А жизнь тогда состояла из тайн и секретов, разгадать которые должен был каждый, а на деле мог только самый отчаянный и достойный. Дети играли с неподдельным рвением и азартом, проживая каждую ситуацию всерьез, словно игра была испытанием, фактом и доказательством предназначения своей жизни. Тратить время впустую, просиживать дни напролет или слоняться без дела казалось равносильным умиранию, прожиганию жизни. Каждая минута казалась тогда бесценной, и каждое достижение — смыслом существования, лестницей бытия, по которой мы карабкались изо всех сил. Каждый пытался понять и доказать самому себе, кем он является на самом деле.

Мир нашего детства был девственно первозданен и величествен, как земля до потопа. В нем всё измерялось добром или злом, всё укладывалось в полюса правды и лжи, всё относилось к вражде или дружбе, всё вмещалось в безыскусные прямолинейные слова и чувства. Хитрый змей-искуситель тогда ещё не пробрался в наш сад, а червей сомненья мы насаживали на крючки и ловили на них рыбу. Не имея представления о святости, мы жили как праведники, ничего не зная о вере, мы несли её миру, как апостолы…

Тайное и явное

Двор начинался с тайны. Нет, не так: он дышал непознанным, жил тайнами, рассыпался секретами…

Старые, растянувшиеся вдоль дома сараи представлялись сказочным городом и крепостной стеной, за которой заканчивался твой привычный, понятный, уютный мир. За ним лежал новый и неизведанный мир, отправляться в который без сопровождения взрослых строго-настрого запрещалось.

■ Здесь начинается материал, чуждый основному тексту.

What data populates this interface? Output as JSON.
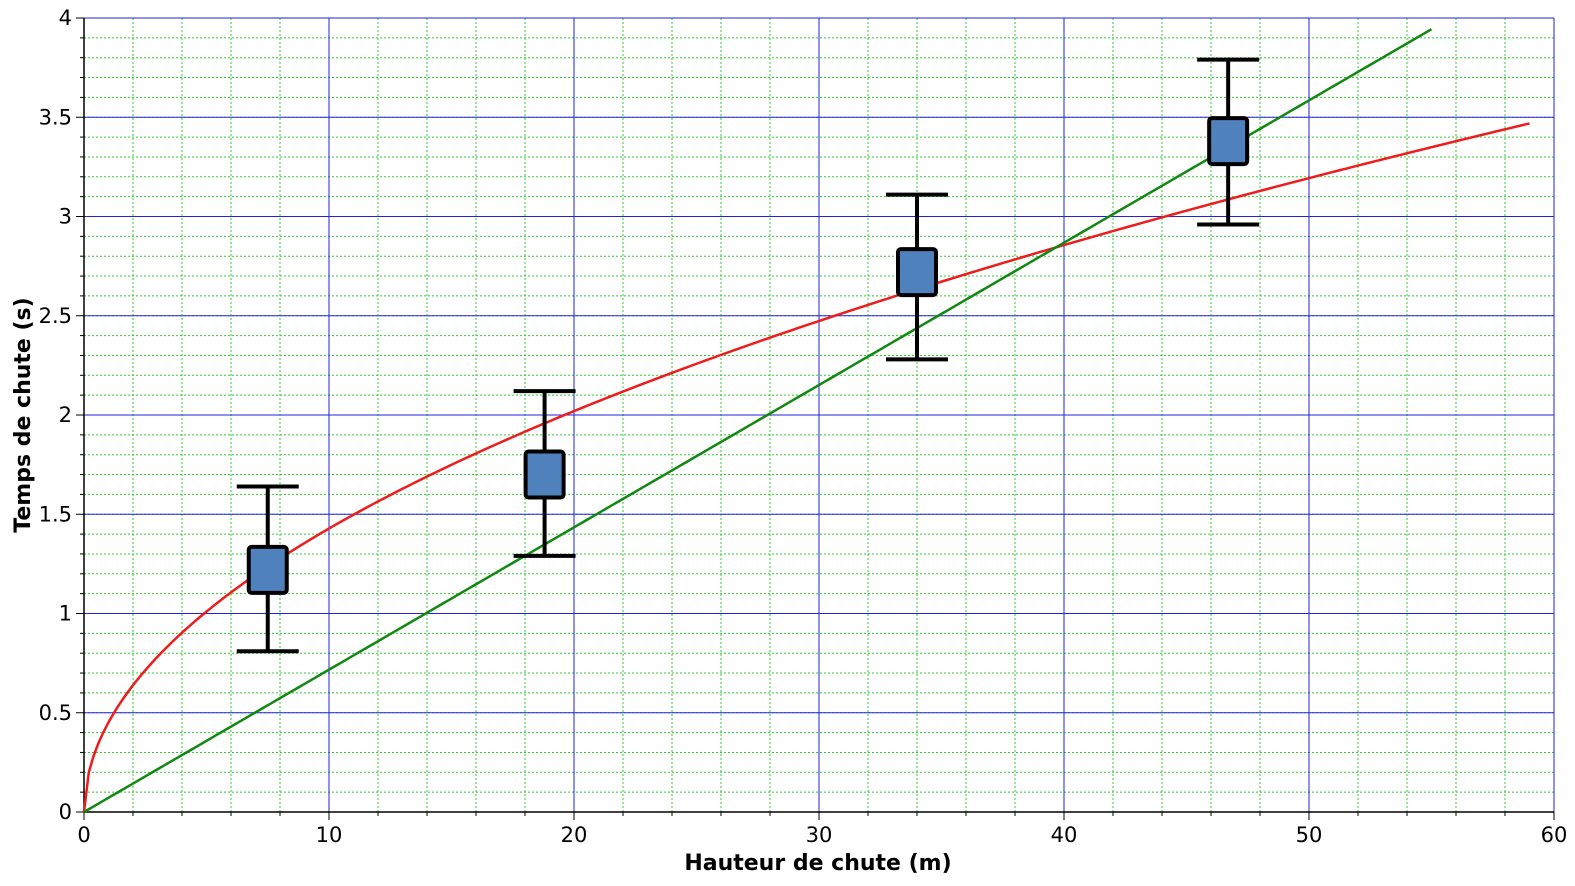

Оттого старые сараи так манили к себе всех, кто еще не пошел в школу, но был уже достаточно большим, чтобы гулять во дворе самостоятельно, под пристальным присмотром родителей из окон.

Деревянные, наспех сколоченные двери, покрытые смоляной толью крыши, обросшие мхом стены из неструганных досок, из которых весной всё ещё сочится смола. Приоткроешь дверь на скрипучих проржавевших петлях, и чарующий мир прохладного полумрака медленно обволакивает и просачивается в тебя…

Но вначале был замок… Каким казался он огромным и тяжелым для детских пальцев, не держащих предмета грубее игрушек и карандашей. Сердце трепетало и наполнялось жгучей истомой, потому что всем своим существом уже знал: тайна скрывается за ним.

Иногда ключ не хотел поворачиваться, застревал, закусывая разболтанный механизм. Тогда обязательно находился кто-нибудь из детей, утверждавших, что требуется прочитать заклинание. Текли слова, слова, слова, еще мало отличавшиеся от детского лепета, но замок непременно вздрагивал и открывался. И начиналось волшебство…

Игра со временем…

Время для жизни человека всё равно что для одуванчиков ветер: едва вздохнёт — и ничего уже не будет по-прежнему. Мы можем сколько угодно пытаться утешить себя где-то услышанными или кем-то написанными словами, придумывать клятвы и обещания, лишь бы не замечать неизбежного…

Мы гоним часы, подгоняем свои ночи и дни, загадываем наперед… Живем впопыхах, словно в завтрашнем или послезавтрашнем дне должно произойти небывалое, случиться долгожданное, открыться непредвиденное. Торопится род людской, спешит, с надеждой посматривая на часы, словно тягостна ему ноша мгновений, словно ещё немного — и он сбросит с себя тяжесть насущного, оторвется от грешной земли и воспарит как птица. И времени больше не будет…

Человеческую беспечность можно не только понять и простить, её можно принять и даже полюбить. Только в самом себе надо помнить, что по-прежнему больше не будет никогда. Никогда-никогда… Не случайно великий лирик утверждал: «у счастья нет завтрашнего дня, у него нет и вчерашнего, оно не помнит прошедшего, не думает о будущем, у него есть только настоящее, — и то не день, а мгновение…»

В детстве и юности все фантазеры и выдумщики. В детстве и юности мы не могли и представить, какая жизнь на самом деле, потому что её суть открывается, когда фрагмент за фрагментом она соберется мозаичным полотном. И человек, внезапно обнаруживший, что жизнь прожита или почти прожита, удивляется совсем по-детски: «Как же так, ещё и не начинал жить…»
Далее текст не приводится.